The Supremes, Martha and the Vandellas, The Temptations, and The Miracles in 1965 beginning their twenty-one city tour of the United Kingdom tuning the British ear to the Motown sound.

One of the must-see attractions in Detroit is Hitsville USA--the Motown Museum on West Grand Boulevard--also named Berry Gordy, Jr. Boulevard. The museum was opened in 1985 by Berry's sister Esther Edwards and has been going strong ever since.

Everyone knows the Motown music and the legendary performers, but the thing that fascinated me most about the guided tour was Berry Gordy's story and his original business model.
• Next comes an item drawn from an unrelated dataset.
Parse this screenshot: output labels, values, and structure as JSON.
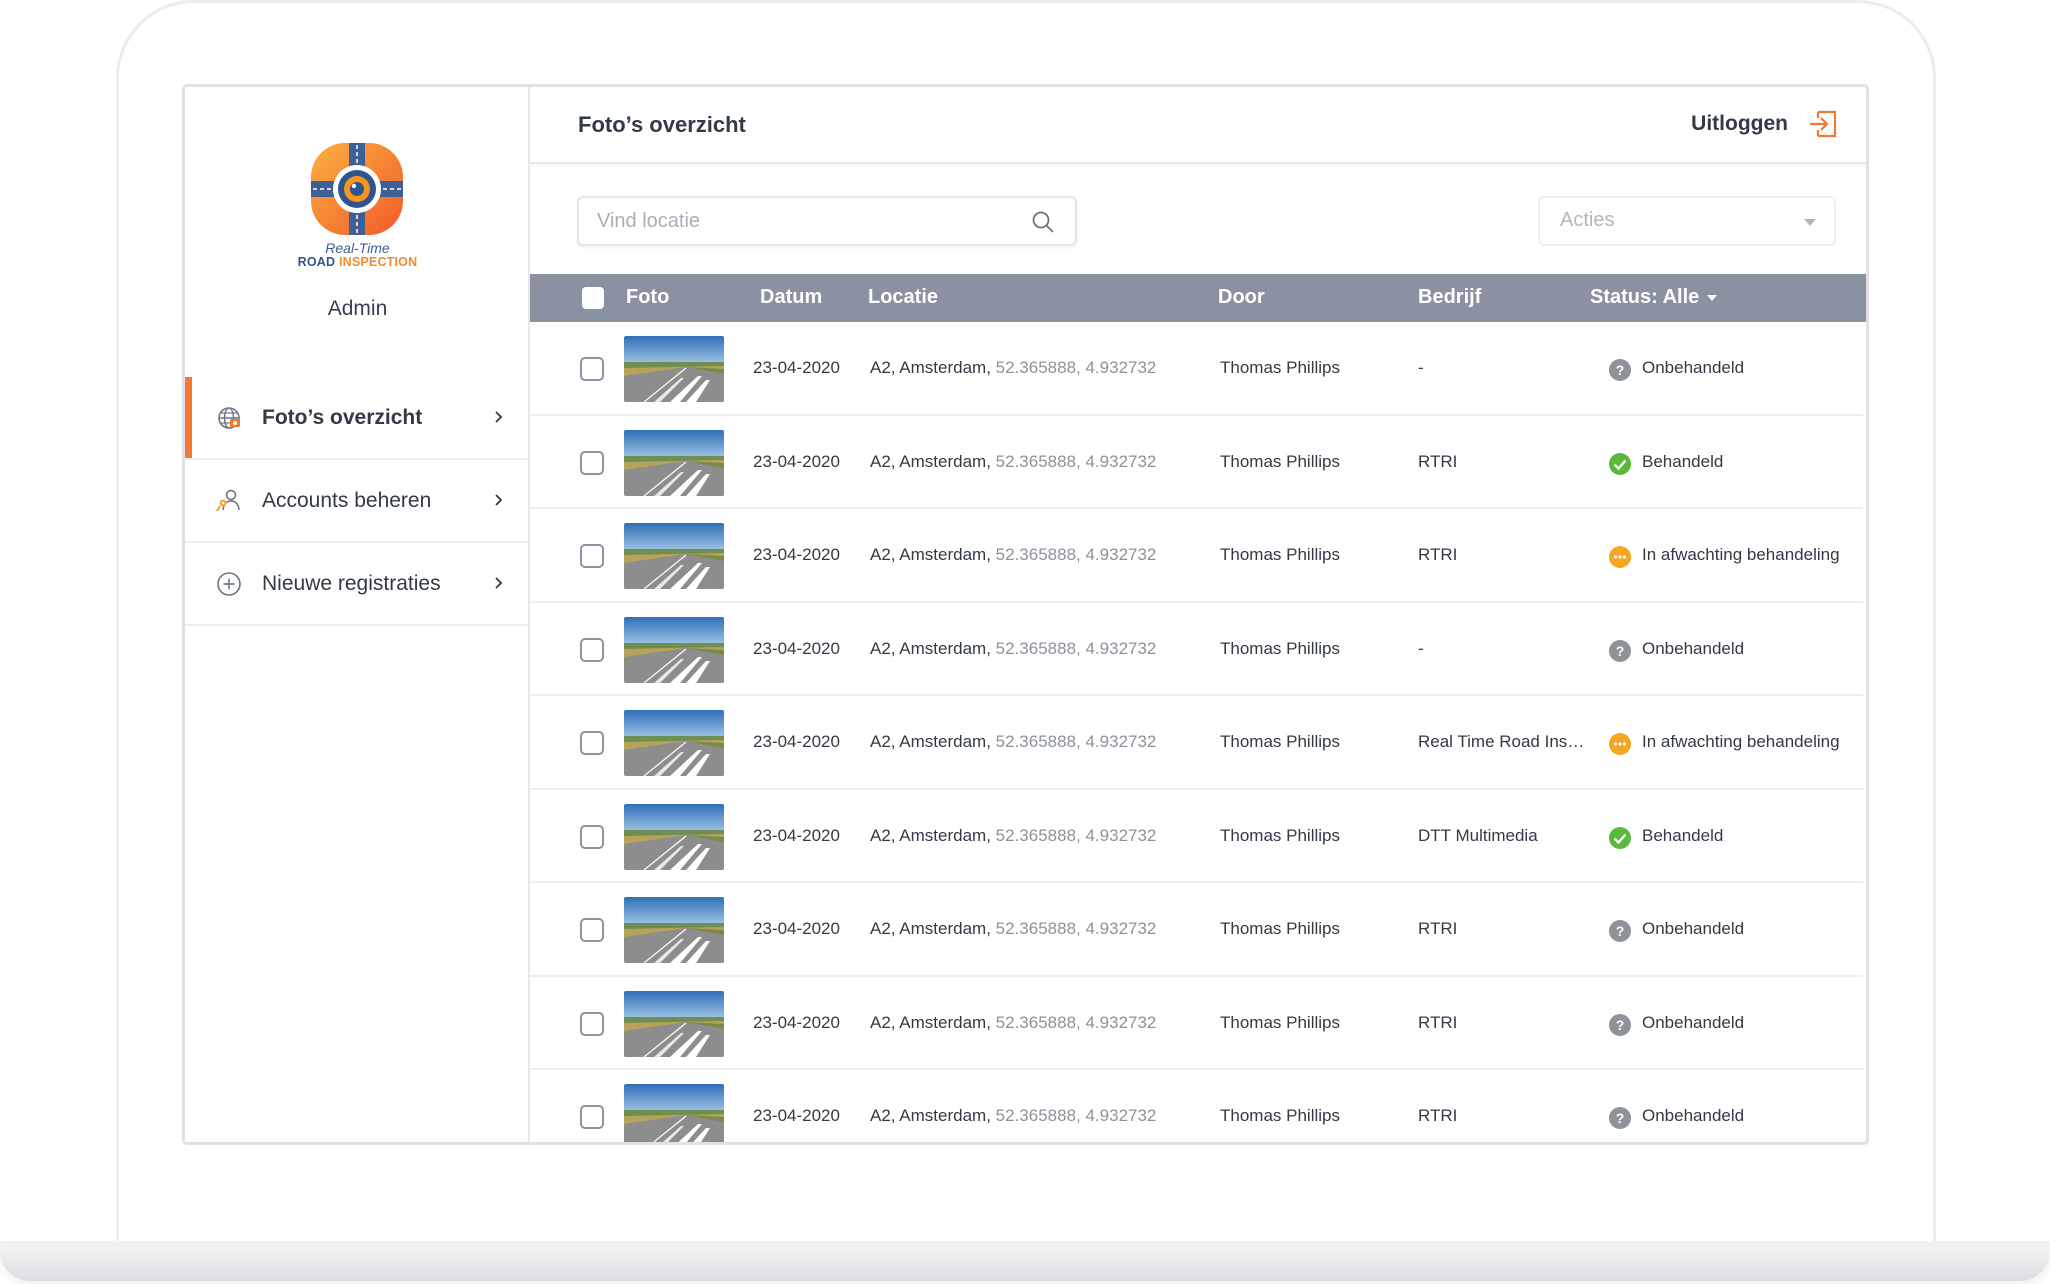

When I went to Hitsville USA, I heard the story of how Berry got started in the music business. From a modest $800 Gordy family business loan and a two-story frame house, he built a music empire that shaped the history and direction of pop music and helped integrate American culture.

Musical magic was born in a converted garage called Studio A, while the Gordy family lived in the second floor flat. I went upstairs and saw the small apartment where Motown records was born. The kitchen table where the family ate, often found Berry Gordy with his friend Smokey Robinson stuffing newly pressed warm vinyl into record jackets and rushing them off to local Detroit DJs and record stores. Gordy's first big hit was "Money." Motown's business was literally built from the ground up. Not bad for what started as a
cottage industry that developed into a corporate colossus.

One of Gordy's early jobs was on the assembly-line at Ford's Lincoln-Mercury plant, wrestling with automobile upholstery. He would get ahead on his production quota to create small pockets of time to compose songs and develop melodies in his head. If Berry liked what popped into his mind, he wrote it down in a spiral notebook he kept in his back pocket. Once the mind-numbing repetition of the assembly-line became second-nature, his mind was free to create and dream about creating a music factory that brings in raw talent at one end and produces a seasoned performer at the other end. Motown was not so much an assembly-line as a hit factory of skilled craftsmen and women turning out a consistently high-quality product known the world over as the Motown Sound.


Berry Gordy outside Hitsville USA--2648 W. Grand Boulevard.


For anyone who is a Motown fan, the documentary "Standing in the Shadows of Motown" tells the behind the scenes story of the Funk Brothers from their first-hand accounts like nothing else can. This small band of studio musicians played on all of the Motown hits. The documentary won four film awards and two Emmys in 2002.